UNC Pres. Kemp Plummer Battle relates the following in the History of the University of North Carolina (which this blog will hereafter just call Battle's History because I intend to blog about it quite a bit more):
"About a mile toward the northeast from Piney Prospect, on what was evidently an inlet in the ancient sea, is a copse of woods on a hillside. Near its center is a cluster of massive rocks, closed on three sides and partially covered overhead by the beetling cliff. In this dismal retreat a runaway slave, named Tom Morgan, lay hidden for many months, emerging at night to subsist by robbery. Such terror was caused by his depredations that a force of men, armed with shotguns, scoured the forest, succeeded in finding the hiding place and capturing the robber. This is the "Robber's Den" or "Black Tom's Lair." With boyish curiosity I visited it the day after his capture and gazed with awe and pity on his bed of leaves, his shoemaker's bench, the charred firelogs and the bones of pigs and fowls, relics of his lawless life. He ran away because he had been sold to a speculator and was un-willing to be carried to a distant Southern plantation."
Okay, long quote. So the questions are: Where is the Robber's Den?
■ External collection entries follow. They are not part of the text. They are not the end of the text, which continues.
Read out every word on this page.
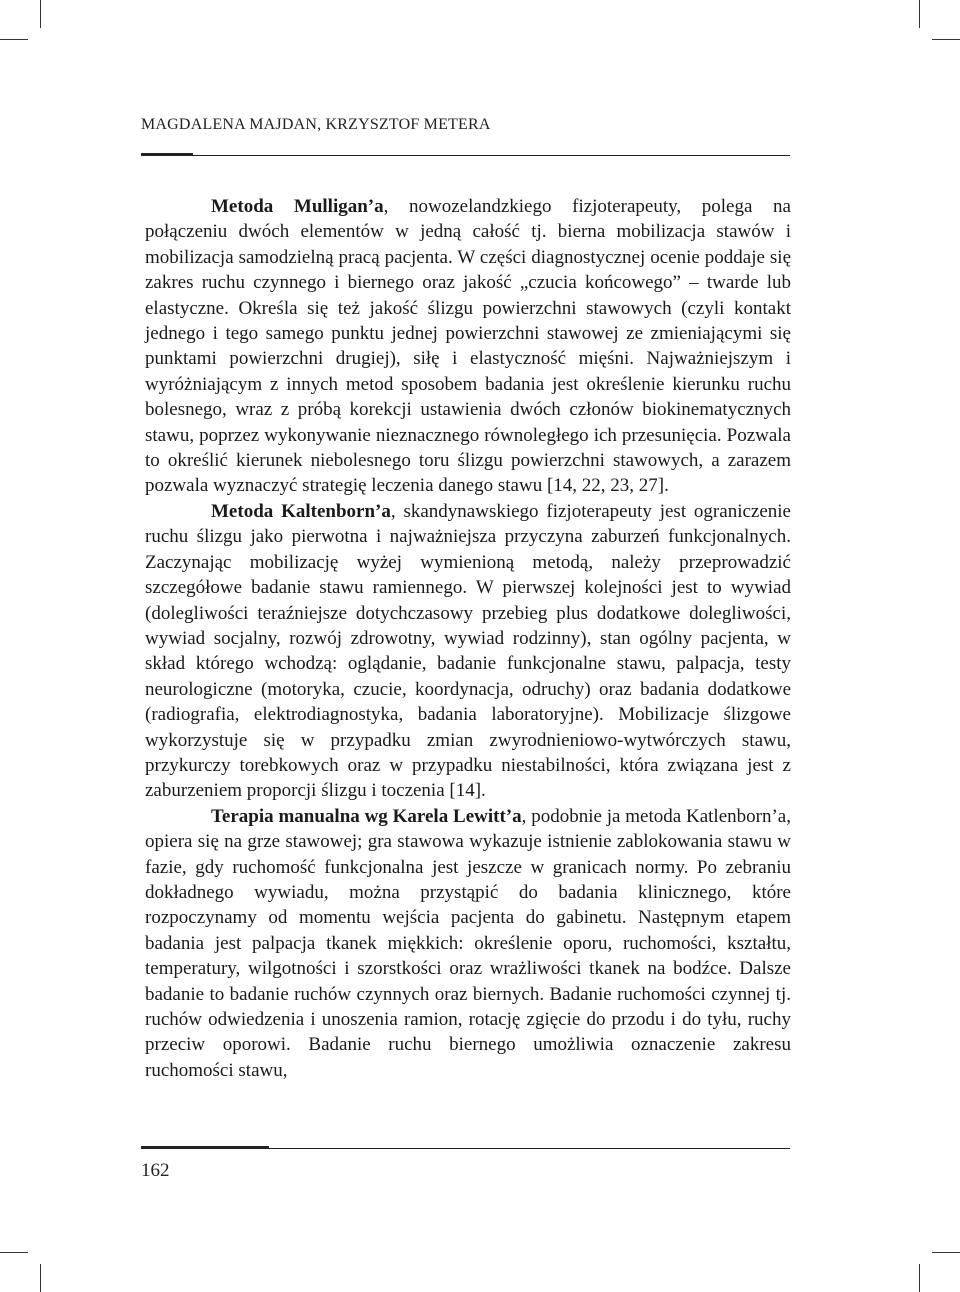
MAGDALENA MAJDAN, KRZYSZTOF METERA

Metoda Mulligan’a, nowozelandzkiego fizjoterapeuty, polega na połączeniu dwóch elementów w jedną całość tj. bierna mobilizacja stawów i mobilizacja samodzielną pracą pacjenta. W części diagnostycznej ocenie poddaje się zakres ruchu czynnego i biernego oraz jakość „czucia końcowego” – twarde lub elastyczne. Określa się też jakość ślizgu powierzchni stawowych (czyli kontakt jednego i tego samego punktu jednej powierzchni stawowej ze zmieniającymi się punktami powierzchni drugiej), siłę i elastyczność mięśni. Najważniejszym i wyróżniającym z innych metod sposobem badania jest określenie kierunku ruchu bolesnego, wraz z próbą korekcji ustawienia dwóch członów biokinematycznych stawu, poprzez wykonywanie nieznacznego równoległego ich przesunięcia. Pozwala to określić kierunek niebolesnego toru ślizgu powierzchni stawowych, a zarazem pozwala wyznaczyć strategię leczenia danego stawu [14, 22, 23, 27].

Metoda Kaltenborn’a, skandynawskiego fizjoterapeuty jest ograniczenie ruchu ślizgu jako pierwotna i najważniejsza przyczyna zaburzeń funkcjonalnych. Zaczynając mobilizację wyżej wymienioną metodą, należy przeprowadzić szczegółowe badanie stawu ramiennego. W pierwszej kolejności jest to wywiad (dolegliwości teraźniejsze dotychczasowy przebieg plus dodatkowe dolegliwości, wywiad socjalny, rozwój zdrowotny, wywiad rodzinny), stan ogólny pacjenta, w skład którego wchodzą: oglądanie, badanie funkcjonalne stawu, palpacja, testy neurologiczne (motoryka, czucie, koordynacja, odruchy) oraz badania dodatkowe (radiografia, elektrodiagnostyka, badania laboratoryjne). Mobilizacje ślizgowe wykorzystuje się w przypadku zmian zwyrodnieniowo-wytwórczych stawu, przykurczy torebkowych oraz w przypadku niestabilności, która związana jest z zaburzeniem proporcji ślizgu i toczenia [14].

Terapia manualna wg Karela Lewitt’a, podobnie ja metoda Katlenborn’a, opiera się na grze stawowej; gra stawowa wykazuje istnienie zablokowania stawu w fazie, gdy ruchomość funkcjonalna jest jeszcze w granicach normy. Po zebraniu dokładnego wywiadu, można przystąpić do badania klinicznego, które rozpoczynamy od momentu wejścia pacjenta do gabinetu. Następnym etapem badania jest palpacja tkanek miękkich: określenie oporu, ruchomości, kształtu, temperatury, wilgotności i szorstkości oraz wrażliwości tkanek na bodźce. Dalsze badanie to badanie ruchów czynnych oraz biernych. Badanie ruchomości czynnej tj. ruchów odwiedzenia i unoszenia ramion, rotację zgięcie do przodu i do tyłu, ruchy przeciw oporowi. Badanie ruchu biernego umożliwia oznaczenie zakresu ruchomości stawu,

162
Does anyone know of any other source that mentions this incident?
When Battle mentions Point Prospect, he means, of course, the overlook to the east from the vicnity of Gimghoul Castle. A mile to the northeast of there "on a hillside" would seem to be somewhere on the hill that is the Greenwood neighborhood in Chapel Hill. Near Paul Green's house? I don't know. There is a lot of private land back there and it would take the permission of a lot of landowners to really explore the area.
According to Wikipedia, Battle was born in 1831 and graduated from UNC in 1849 (at the age of 18?). So I take it that the capture (and presumable execution) of poor Tom Morgan must have occurred in the 1840's some time. I wonder if these events were ever mentioned in the Hillsborough Recorder?